I'm reading John Kruschke's Doing Bayesian Data Analysis: A Tutorial with R and BUGS, in which it says that
we define the central tendency of a distribution as the value $M$ that minimizes the long-run expected distance between it and all the other values of $x$.
So $M$ is the value that minimizes (where
- $\int p(x) D(x,M)dx$, where $p(x)$ is the probability density function, or
- $\Sigma_x p(x) D(x,M)$, where $p(x)$ is the probability mass function.
In both cases, $D$ is some notion of distance.
Then he says that
- if we choose $D(x, M) = |x-M|^2$, $M$ is the mean,
- if we choose $D(x, M) = |x-M|$, $M$ is the median, and
- if we choose $D(x, M) = \delta(x,M)$, $M$ is the mode (at least in the discrete case).
All of these make sense to me intuitively, but how do you prove it in general?
Notes:
- $\delta(x,M)$ is 1 if $x=M$ and 0 otherwise.
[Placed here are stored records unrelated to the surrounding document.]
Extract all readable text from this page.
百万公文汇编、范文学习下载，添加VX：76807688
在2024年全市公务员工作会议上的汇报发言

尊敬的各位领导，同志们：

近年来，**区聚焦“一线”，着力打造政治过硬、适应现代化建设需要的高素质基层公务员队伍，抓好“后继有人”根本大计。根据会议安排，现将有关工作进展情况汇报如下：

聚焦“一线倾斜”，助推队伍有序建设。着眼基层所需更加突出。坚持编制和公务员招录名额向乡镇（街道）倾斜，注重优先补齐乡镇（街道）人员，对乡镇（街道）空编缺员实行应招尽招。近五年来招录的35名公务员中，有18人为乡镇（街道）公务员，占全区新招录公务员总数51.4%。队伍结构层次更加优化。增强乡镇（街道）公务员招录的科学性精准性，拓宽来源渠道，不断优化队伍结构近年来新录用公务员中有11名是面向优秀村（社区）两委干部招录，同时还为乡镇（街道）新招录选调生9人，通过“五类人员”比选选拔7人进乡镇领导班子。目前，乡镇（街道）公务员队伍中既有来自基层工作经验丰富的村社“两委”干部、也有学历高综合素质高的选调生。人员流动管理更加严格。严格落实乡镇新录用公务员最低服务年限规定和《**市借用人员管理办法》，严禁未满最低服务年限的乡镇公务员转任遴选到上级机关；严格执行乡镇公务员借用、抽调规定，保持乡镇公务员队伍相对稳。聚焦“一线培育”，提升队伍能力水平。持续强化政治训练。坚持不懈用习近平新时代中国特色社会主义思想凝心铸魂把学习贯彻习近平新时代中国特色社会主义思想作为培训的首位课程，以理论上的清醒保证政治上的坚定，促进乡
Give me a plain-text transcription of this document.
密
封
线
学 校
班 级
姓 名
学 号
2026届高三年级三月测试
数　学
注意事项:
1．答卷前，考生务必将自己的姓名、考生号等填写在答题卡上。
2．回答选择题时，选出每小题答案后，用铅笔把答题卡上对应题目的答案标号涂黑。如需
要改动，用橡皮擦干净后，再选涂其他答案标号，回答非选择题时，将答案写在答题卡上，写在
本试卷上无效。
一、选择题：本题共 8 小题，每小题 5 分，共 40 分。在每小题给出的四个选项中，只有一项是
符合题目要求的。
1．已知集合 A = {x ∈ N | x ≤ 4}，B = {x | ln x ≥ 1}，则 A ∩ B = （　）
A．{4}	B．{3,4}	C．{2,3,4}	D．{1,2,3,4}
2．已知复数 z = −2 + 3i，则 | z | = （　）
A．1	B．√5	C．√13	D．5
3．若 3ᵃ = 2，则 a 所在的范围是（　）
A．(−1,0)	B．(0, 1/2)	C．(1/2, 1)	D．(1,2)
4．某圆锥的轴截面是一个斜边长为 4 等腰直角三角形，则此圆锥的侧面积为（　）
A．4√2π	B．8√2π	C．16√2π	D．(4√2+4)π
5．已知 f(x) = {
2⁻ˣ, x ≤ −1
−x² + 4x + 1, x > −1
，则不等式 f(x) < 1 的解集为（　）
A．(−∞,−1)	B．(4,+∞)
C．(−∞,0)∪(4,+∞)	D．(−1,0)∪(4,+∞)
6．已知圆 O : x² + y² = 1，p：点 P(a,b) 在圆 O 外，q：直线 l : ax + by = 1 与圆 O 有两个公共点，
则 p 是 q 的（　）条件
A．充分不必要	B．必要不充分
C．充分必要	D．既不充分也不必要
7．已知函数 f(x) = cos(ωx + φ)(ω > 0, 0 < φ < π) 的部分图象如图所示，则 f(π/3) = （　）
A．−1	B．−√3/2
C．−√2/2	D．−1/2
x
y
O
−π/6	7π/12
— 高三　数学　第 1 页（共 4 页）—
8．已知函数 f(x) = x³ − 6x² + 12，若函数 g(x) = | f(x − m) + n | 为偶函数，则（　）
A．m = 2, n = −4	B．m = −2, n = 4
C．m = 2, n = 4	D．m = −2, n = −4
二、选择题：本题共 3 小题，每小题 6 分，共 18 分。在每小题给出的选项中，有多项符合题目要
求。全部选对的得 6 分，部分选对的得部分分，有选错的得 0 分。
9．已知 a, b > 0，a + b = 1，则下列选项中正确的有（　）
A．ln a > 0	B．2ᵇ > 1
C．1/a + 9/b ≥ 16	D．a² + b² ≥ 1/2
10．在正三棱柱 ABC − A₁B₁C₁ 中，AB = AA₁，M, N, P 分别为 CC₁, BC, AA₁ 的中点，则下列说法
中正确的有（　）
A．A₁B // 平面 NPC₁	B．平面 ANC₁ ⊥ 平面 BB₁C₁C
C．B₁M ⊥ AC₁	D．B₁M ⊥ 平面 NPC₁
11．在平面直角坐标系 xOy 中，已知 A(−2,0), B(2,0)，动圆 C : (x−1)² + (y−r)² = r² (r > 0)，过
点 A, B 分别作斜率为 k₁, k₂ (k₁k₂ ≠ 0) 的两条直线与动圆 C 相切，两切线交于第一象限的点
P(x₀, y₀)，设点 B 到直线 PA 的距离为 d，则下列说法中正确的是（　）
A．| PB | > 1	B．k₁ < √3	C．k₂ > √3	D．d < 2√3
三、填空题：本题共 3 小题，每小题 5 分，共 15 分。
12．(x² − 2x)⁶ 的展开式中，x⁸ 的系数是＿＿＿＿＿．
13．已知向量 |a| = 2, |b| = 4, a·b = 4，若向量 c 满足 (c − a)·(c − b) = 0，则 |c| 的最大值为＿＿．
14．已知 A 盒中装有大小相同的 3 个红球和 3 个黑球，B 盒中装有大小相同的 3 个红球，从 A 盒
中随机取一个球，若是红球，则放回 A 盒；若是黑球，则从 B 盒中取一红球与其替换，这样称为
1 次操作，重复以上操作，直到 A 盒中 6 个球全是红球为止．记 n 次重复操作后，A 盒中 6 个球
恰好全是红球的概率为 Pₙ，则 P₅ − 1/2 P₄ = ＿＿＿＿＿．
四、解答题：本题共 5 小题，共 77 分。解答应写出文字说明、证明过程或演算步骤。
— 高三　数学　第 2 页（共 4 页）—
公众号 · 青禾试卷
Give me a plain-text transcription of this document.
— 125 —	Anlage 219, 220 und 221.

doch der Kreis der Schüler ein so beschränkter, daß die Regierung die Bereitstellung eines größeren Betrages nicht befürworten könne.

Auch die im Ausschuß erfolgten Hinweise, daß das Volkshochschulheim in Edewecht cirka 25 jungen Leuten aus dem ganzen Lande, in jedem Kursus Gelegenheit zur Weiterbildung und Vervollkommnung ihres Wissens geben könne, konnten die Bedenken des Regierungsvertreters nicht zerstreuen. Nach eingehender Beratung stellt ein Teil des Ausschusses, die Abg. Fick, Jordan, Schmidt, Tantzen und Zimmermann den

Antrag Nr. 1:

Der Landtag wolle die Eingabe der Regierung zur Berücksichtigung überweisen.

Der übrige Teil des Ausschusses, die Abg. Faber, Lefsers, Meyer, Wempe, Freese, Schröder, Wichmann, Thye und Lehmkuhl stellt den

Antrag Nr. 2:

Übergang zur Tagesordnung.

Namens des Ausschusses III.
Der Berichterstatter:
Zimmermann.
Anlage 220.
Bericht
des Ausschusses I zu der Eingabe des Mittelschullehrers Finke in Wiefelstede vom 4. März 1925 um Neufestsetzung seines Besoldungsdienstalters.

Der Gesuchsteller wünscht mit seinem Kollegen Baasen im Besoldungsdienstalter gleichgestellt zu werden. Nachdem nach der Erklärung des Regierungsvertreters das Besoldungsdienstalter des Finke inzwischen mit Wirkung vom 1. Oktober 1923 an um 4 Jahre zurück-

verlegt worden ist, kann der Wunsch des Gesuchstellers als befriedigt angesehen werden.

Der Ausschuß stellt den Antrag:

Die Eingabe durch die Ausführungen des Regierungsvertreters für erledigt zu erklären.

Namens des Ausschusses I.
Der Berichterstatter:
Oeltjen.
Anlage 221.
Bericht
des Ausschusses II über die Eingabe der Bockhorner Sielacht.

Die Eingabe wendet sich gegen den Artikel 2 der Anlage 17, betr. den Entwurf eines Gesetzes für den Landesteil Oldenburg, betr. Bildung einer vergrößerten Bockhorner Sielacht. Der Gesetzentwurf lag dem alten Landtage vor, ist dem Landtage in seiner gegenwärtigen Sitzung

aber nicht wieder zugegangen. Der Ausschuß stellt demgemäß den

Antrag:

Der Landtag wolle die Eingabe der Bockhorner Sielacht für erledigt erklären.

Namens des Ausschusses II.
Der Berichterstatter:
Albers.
This is not Kruschke's notation; he just says "distance defined as zero for any exact match, and one for any mismatch" and I used the $\delta$ notation because it's familiar to me and easier to fit in an equation.
- I read Mean and Median properties and it only answers part of my question--I'm still interested in the mode, and in a proof that each version of $M$ minimizes its corresponding expected "distance," with uniqueness for the mean.